In a recent essay, “Sorry to Bother You” director Boots Riley claims that “whether it actually is or not, “BlacKkKlansman” feels like an extension of that ad campaign.” I agree with Riley. At the beginning of the film, we’re told that it’s based on real events. We later see the cops saving Black activists from a Klan bombing. That never happened. Lee and his cowriter, Kevin Willmott, made that up. Lee went out of his way to make the cops look good.
Lee does not ignore police misconduct, but treats it as an easily fixable aberration. One of the film’s characters, corrupt cop Andy Landers, is shown illegally arresting Black activists and sexually assaulting one. We even hear about how Landers murdered a Black teenager, but the Landers character mostly exists to show us the virtues of the other cops. Near the end of the film, several officers work together to elicit a taped confession from Landers, which gets him arrested. This also never happened.
This never happens in real life. Cops are regularly recorded killing unarmed people, and even then they rarely face any legal consequences.

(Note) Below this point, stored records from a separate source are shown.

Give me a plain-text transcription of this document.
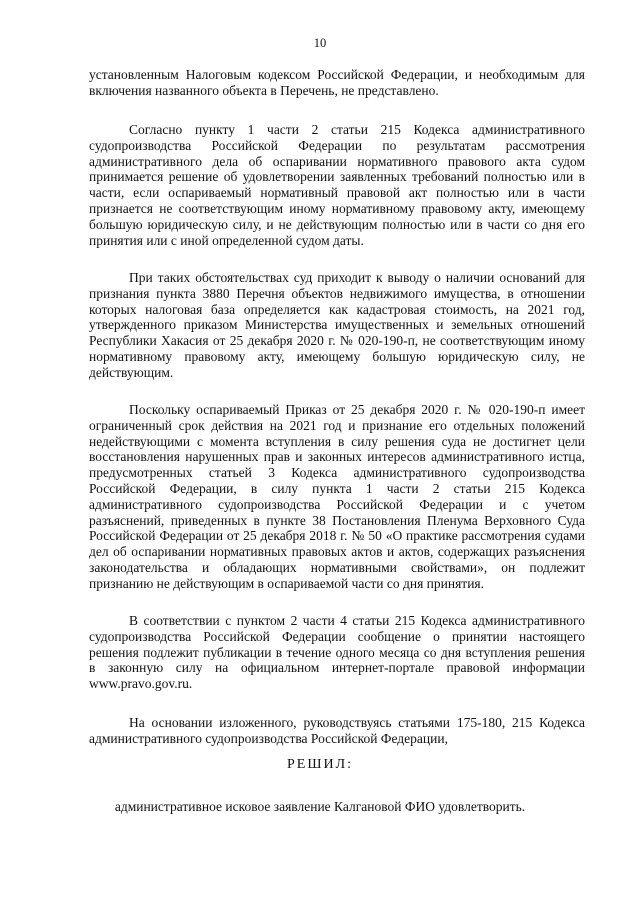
10

установленным Налоговым кодексом Российской Федерации, и необходимым для включения названного объекта в Перечень, не представлено.

Согласно пункту 1 части 2 статьи 215 Кодекса административного судопроизводства Российской Федерации по результатам рассмотрения административного дела об оспаривании нормативного правового акта судом принимается решение об удовлетворении заявленных требований полностью или в части, если оспариваемый нормативный правовой акт полностью или в части признается не соответствующим иному нормативному правовому акту, имеющему большую юридическую силу, и не действующим полностью или в части со дня его принятия или с иной определенной судом даты.

При таких обстоятельствах суд приходит к выводу о наличии оснований для признания пункта 3880 Перечня объектов недвижимого имущества, в отношении которых налоговая база определяется как кадастровая стоимость, на 2021 год, утвержденного приказом Министерства имущественных и земельных отношений Республики Хакасия от 25 декабря 2020 г. № 020-190-п, не соответствующим иному нормативному правовому акту, имеющему большую юридическую силу, не действующим.

Поскольку оспариваемый Приказ от 25 декабря 2020 г. № 020-190-п имеет ограниченный срок действия на 2021 год и признание его отдельных положений недействующими с момента вступления в силу решения суда не достигнет цели восстановления нарушенных прав и законных интересов административного истца, предусмотренных статьей 3 Кодекса административного судопроизводства Российской Федерации, в силу пункта 1 части 2 статьи 215 Кодекса административного судопроизводства Российской Федерации и с учетом разъяснений, приведенных в пункте 38 Постановления Пленума Верховного Суда Российской Федерации от 25 декабря 2018 г. № 50 «О практике рассмотрения судами дел об оспаривании нормативных правовых актов и актов, содержащих разъяснения законодательства и обладающих нормативными свойствами», он подлежит признанию не действующим в оспариваемой части со дня принятия.

В соответствии с пунктом 2 части 4 статьи 215 Кодекса административного судопроизводства Российской Федерации сообщение о принятии настоящего решения подлежит публикации в течение одного месяца со дня вступления решения в законную силу на официальном интернет-портале правовой информации www.pravo.gov.ru.

На основании изложенного, руководствуясь статьями 175-180, 215 Кодекса административного судопроизводства Российской Федерации,

РЕШИЛ:
административное исковое заявление Калгановой ФИО удовлетворить.
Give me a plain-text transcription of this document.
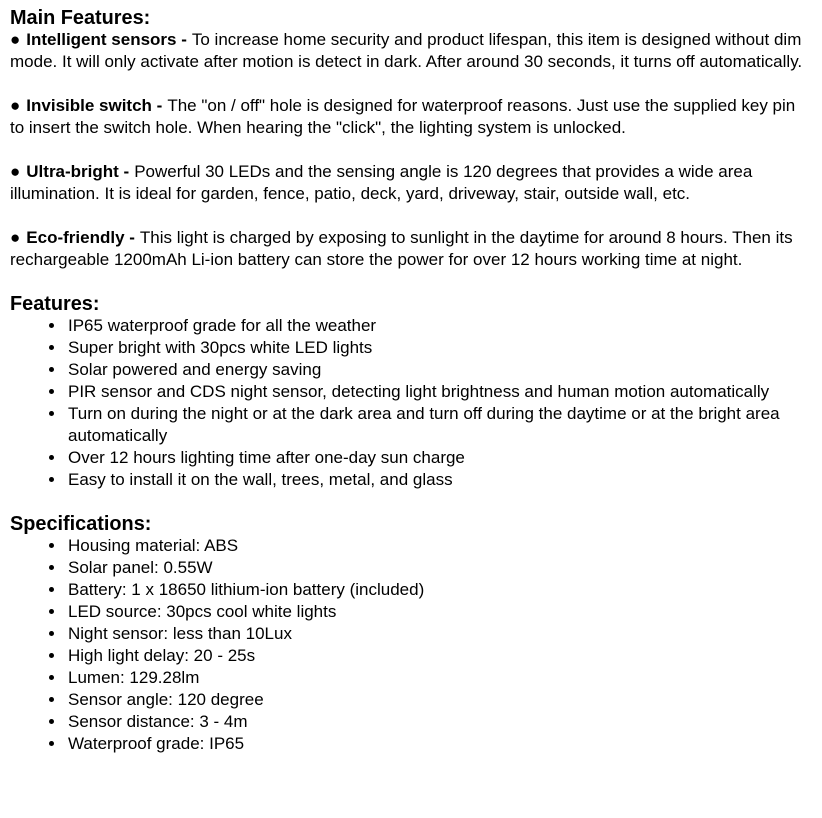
Main Features:

● Intelligent sensors - To increase home security and product lifespan, this item is designed without dim mode. It will only activate after motion is detect in dark. After around 30 seconds, it turns off automatically.

● Invisible switch - The "on / off" hole is designed for waterproof reasons. Just use the supplied key pin to insert the switch hole. When hearing the "click", the lighting system is unlocked.

● Ultra-bright - Powerful 30 LEDs and the sensing angle is 120 degrees that provides a wide area illumination. It is ideal for garden, fence, patio, deck, yard, driveway, stair, outside wall, etc.

● Eco-friendly - This light is charged by exposing to sunlight in the daytime for around 8 hours. Then its rechargeable 1200mAh Li-ion battery can store the power for over 12 hours working time at night.

Features:
• IP65 waterproof grade for all the weather
• Super bright with 30pcs white LED lights
• Solar powered and energy saving
• PIR sensor and CDS night sensor, detecting light brightness and human motion automatically
• Turn on during the night or at the dark area and turn off during the daytime or at the bright area automatically
• Over 12 hours lighting time after one-day sun charge
• Easy to install it on the wall, trees, metal, and glass
Specifications:
• Housing material: ABS
• Solar panel: 0.55W
• Battery: 1 x 18650 lithium-ion battery (included)
• LED source: 30pcs cool white lights
• Night sensor: less than 10Lux
• High light delay: 20 - 25s
• Lumen: 129.28lm
• Sensor angle: 120 degree
• Sensor distance: 3 - 4m
• Waterproof grade: IP65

The fictional elements that Lee chooses to include are meant to portray the police in a positive light. If Lee had addressed how the police acted at the Unite the Right Rally, his film would have been much more difficult and complex. It would have been forced to address the symbiotic relationship between law enforcement and white supremacists. Instead, we’re left with a feel-good hero story about how a Black cop stops the Klan.
Lee doesn’t depoliticize the Unite the Right Rally so much as he oversimplifies who was responsible for it. He splices in footage of Donald Trump’s initial reaction to the violence at the rally when he refused to specifically condemn white supremacists and complained of violence from many sides.
Trump’s reaction was abhorrent, and Lee is correct to point it out. But by showing the footage of Trump while remaining silent about what police did and did not do at the rally, he encourages people to fight racism simply by fighting Trump.
This is an easy out that ignores larger structural issues. It ignores the fact that police kill people of color far more than hate groups. It ignores the mass incarceration of people of color. In a recent interview with Trevor Noah, Lee spoke about the political action that he hopes his film will inspire. “We have to get ready for these midterms,” he said, “and after that, he’s got to be a one-term president.” He received uproarious applause. He made no mention of taking action to address police violence or law enforcement’s tendency to tolerate and, at times, cooperate with white supremacist violence. He did not mention the murders of Freddy Grey, Philando Castille, Alton Sterling and countless others.
“BlacKkKlansman” pushes a false, sugarcoated narrative about how the police treat people of color. If people take it to heart, it could quell activism that challenges police brutality. Lee ended his movie about police infiltrating and disrupting white supremacists by showing us footage from a white supremacist violence that police allowed. By remaining silent on what the cops did there, he helps shield them from their responsibility to the people the white supremacists attacked, including the deceased Heather Heyer.